Il ne s’agit pas ici pour le Conseil de nier la liberté rédactionnelle des médias et des journalistes quant à l’attention et à l’importance qu’ils décident d’accorder à un sujet particulier ou encore quant à leur façon de le traiter, mais plutôt de mettre l’accent sur les exigences de rigueur et de discernement qui s’imposent à eux.
Tout en assurant le droit à l’information, les médias et les journalistes doivent faire preuve d’une conscience sociale aiguë et mesurer la portée de leurs décisions rédactionnelles. Ils doivent éviter de devenir des instruments de conditionnement de l’opinion et doivent redoubler de discernement lorsque les sujets abordés sont délicats. Ils doivent éviter le sensationnalisme.
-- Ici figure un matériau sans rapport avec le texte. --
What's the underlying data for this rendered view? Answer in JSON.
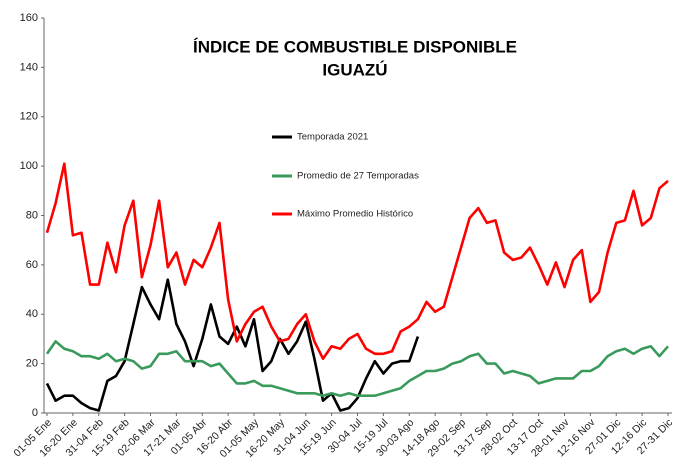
{
  "chart_data": {
    "type": "line",
    "title": "ÍNDICE DE COMBUSTIBLE DISPONIBLE",
    "subtitle": "IGUAZÚ",
    "categories": [
      "01-05 Ene",
      null,
      null,
      "16-20 Ene",
      null,
      null,
      "31-04 Feb",
      null,
      null,
      "15-19 Feb",
      null,
      null,
      "02-06 Mar",
      null,
      null,
      "17-21 Mar",
      null,
      null,
      "01-05 Abr",
      null,
      null,
      "16-20 Abr",
      null,
      null,
      "01-05 May",
      null,
      null,
      "16-20 May",
      null,
      null,
      "31-04 Jun",
      null,
      null,
      "15-19 Jun",
      null,
      null,
      "30-04 Jul",
      null,
      null,
      "15-19 Jul",
      null,
      null,
      "30-03 Ago",
      null,
      null,
      "14-18 Ago",
      null,
      null,
      "29-02 Sep",
      null,
      null,
      "13-17 Sep",
      null,
      null,
      "28-02 Oct",
      null,
      null,
      "13-17 Oct",
      null,
      null,
      "28-01 Nov",
      null,
      null,
      "12-16 Nov",
      null,
      null,
      "27-01 Dic",
      null,
      null,
      "12-16 Dic",
      null,
      null,
      "27-31 Dic"
    ],
    "series": [
      {
        "name": "Temporada 2021",
        "color": "#000000",
        "values": [
          12,
          5,
          7,
          7,
          4,
          2,
          1,
          13,
          15,
          21,
          36,
          51,
          44,
          38,
          54,
          36,
          29,
          19,
          30,
          44,
          31,
          28,
          35,
          27,
          38,
          17,
          21,
          30,
          24,
          29,
          37,
          22,
          5,
          8,
          1,
          2,
          6,
          14,
          21,
          16,
          20,
          21,
          21,
          31,
          null,
          null,
          null,
          null,
          null,
          null,
          null,
          null,
          null,
          null,
          null,
          null,
          null,
          null,
          null,
          null,
          null,
          null,
          null,
          null,
          null,
          null,
          null,
          null,
          null,
          null,
          null,
          null,
          null
        ]
      },
      {
        "name": "Promedio de 27 Temporadas",
        "color": "#3a9a5c",
        "values": [
          24,
          29,
          26,
          25,
          23,
          23,
          22,
          24,
          21,
          22,
          21,
          18,
          19,
          24,
          24,
          25,
          21,
          21,
          21,
          19,
          20,
          16,
          12,
          12,
          13,
          11,
          11,
          10,
          9,
          8,
          8,
          8,
          7,
          8,
          7,
          8,
          7,
          7,
          7,
          8,
          9,
          10,
          13,
          15,
          17,
          17,
          18,
          20,
          21,
          23,
          24,
          20,
          20,
          16,
          17,
          16,
          15,
          12,
          13,
          14,
          14,
          14,
          17,
          17,
          19,
          23,
          25,
          26,
          24,
          26,
          27,
          23,
          27
        ]
      },
      {
        "name": "Máximo Promedio Histórico",
        "color": "#ff0000",
        "values": [
          73,
          85,
          101,
          72,
          73,
          52,
          52,
          69,
          57,
          76,
          86,
          55,
          68,
          86,
          59,
          65,
          52,
          62,
          59,
          67,
          77,
          46,
          29,
          36,
          41,
          43,
          35,
          29,
          30,
          36,
          40,
          29,
          22,
          27,
          26,
          30,
          32,
          26,
          24,
          24,
          25,
          33,
          35,
          38,
          45,
          41,
          43,
          55,
          67,
          79,
          83,
          77,
          78,
          65,
          62,
          63,
          67,
          60,
          52,
          61,
          51,
          62,
          66,
          45,
          49,
          65,
          77,
          78,
          90,
          76,
          79,
          91,
          94
        ]
      }
    ],
    "ylim": [
      0,
      160
    ],
    "yticks": [
      0,
      20,
      40,
      60,
      80,
      100,
      120,
      140,
      160
    ],
    "grid": false
  }
}
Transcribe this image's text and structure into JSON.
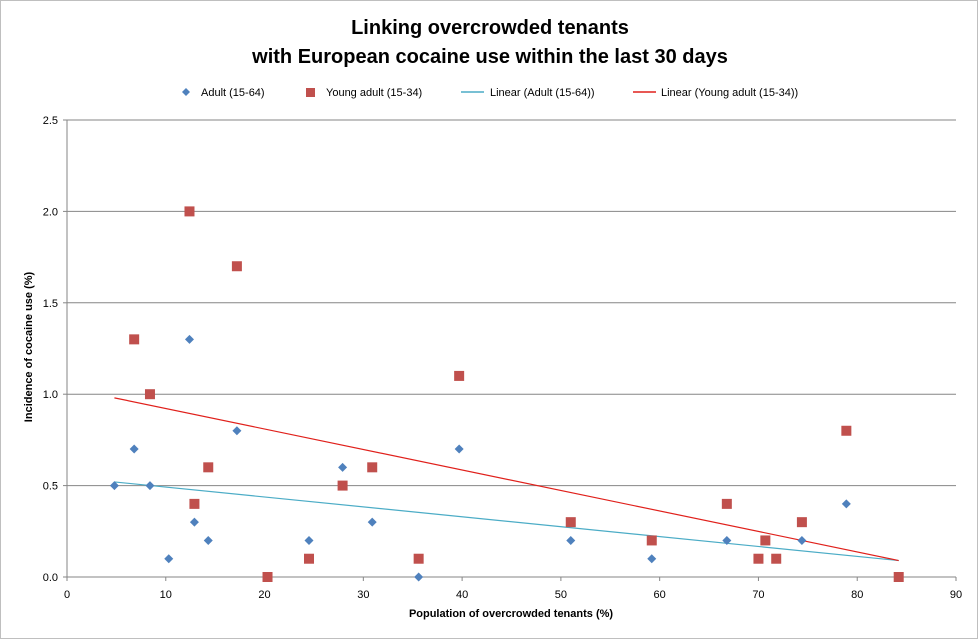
{
  "chart_data": {
    "type": "scatter",
    "title": [
      "Linking overcrowded tenants",
      "with European cocaine use within the last 30 days"
    ],
    "xlabel": "Population of overcrowded tenants (%)",
    "ylabel": "Incidence of cocaine  use (%)",
    "xlim": [
      0,
      90
    ],
    "ylim": [
      0,
      2.5
    ],
    "xticks": [
      "0",
      "10",
      "20",
      "30",
      "40",
      "50",
      "60",
      "70",
      "80",
      "90"
    ],
    "yticks": [
      "0.0",
      "0.5",
      "1.0",
      "1.5",
      "2.0",
      "2.5"
    ],
    "grid": "horizontal",
    "legend_position": "top",
    "legend": [
      "Adult (15-64)",
      "Young adult (15-34)",
      "Linear (Adult (15-64))",
      "Linear (Young adult (15-34))"
    ],
    "series": [
      {
        "name": "Adult (15-64)",
        "marker": "diamond",
        "color": "#4f81bd",
        "points": [
          [
            4.8,
            0.5
          ],
          [
            6.8,
            0.7
          ],
          [
            8.4,
            0.5
          ],
          [
            10.3,
            0.1
          ],
          [
            12.4,
            1.3
          ],
          [
            12.9,
            0.3
          ],
          [
            14.3,
            0.2
          ],
          [
            17.2,
            0.8
          ],
          [
            24.5,
            0.2
          ],
          [
            27.9,
            0.6
          ],
          [
            30.9,
            0.3
          ],
          [
            35.6,
            0.0
          ],
          [
            39.7,
            0.7
          ],
          [
            51.0,
            0.2
          ],
          [
            59.2,
            0.1
          ],
          [
            66.8,
            0.2
          ],
          [
            74.4,
            0.2
          ],
          [
            78.9,
            0.4
          ]
        ]
      },
      {
        "name": "Young adult (15-34)",
        "marker": "square",
        "color": "#c0504d",
        "points": [
          [
            6.8,
            1.3
          ],
          [
            8.4,
            1.0
          ],
          [
            12.4,
            2.0
          ],
          [
            12.9,
            0.4
          ],
          [
            14.3,
            0.6
          ],
          [
            17.2,
            1.7
          ],
          [
            20.3,
            0.0
          ],
          [
            24.5,
            0.1
          ],
          [
            27.9,
            0.5
          ],
          [
            30.9,
            0.6
          ],
          [
            35.6,
            0.1
          ],
          [
            39.7,
            1.1
          ],
          [
            51.0,
            0.3
          ],
          [
            59.2,
            0.2
          ],
          [
            66.8,
            0.4
          ],
          [
            70.0,
            0.1
          ],
          [
            70.7,
            0.2
          ],
          [
            71.8,
            0.1
          ],
          [
            74.4,
            0.3
          ],
          [
            78.9,
            0.8
          ],
          [
            84.2,
            0.0
          ]
        ]
      },
      {
        "name": "Linear (Adult (15-64))",
        "type": "line",
        "color": "#4bacc6",
        "points": [
          [
            4.8,
            0.52
          ],
          [
            84.2,
            0.09
          ]
        ]
      },
      {
        "name": "Linear (Young adult (15-34))",
        "type": "line",
        "color": "#e0201b",
        "points": [
          [
            4.8,
            0.98
          ],
          [
            84.2,
            0.09
          ]
        ]
      }
    ]
  }
}
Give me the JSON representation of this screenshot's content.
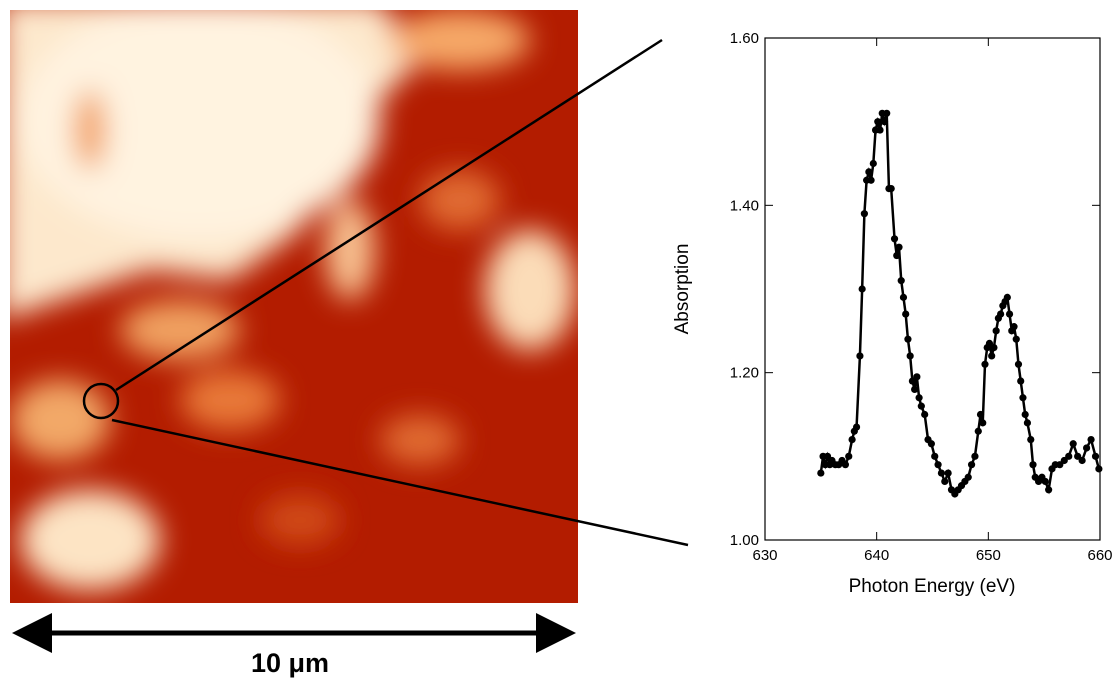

Une telle exigence est d’autant plus stricte dans le cas des médias électroniques à cause de leur large audience et du fait que le public qu’ils atteignent se fonde une opinion en très grande partie, sinon exclusivement, sur l’information qu’il en retire. A cause aussi de la fonction de légitimation d’attitudes violentes, haineuses et même parfois illégales, qu’on leur prête, ils doivent éviter d’exacerber les situations tragiques.
Le Conseil a pris acte des excuses publiques de CFCF qui, admettant son erreur, entend prendre toutes les mesures pour éviter qu’elle ne se reproduise.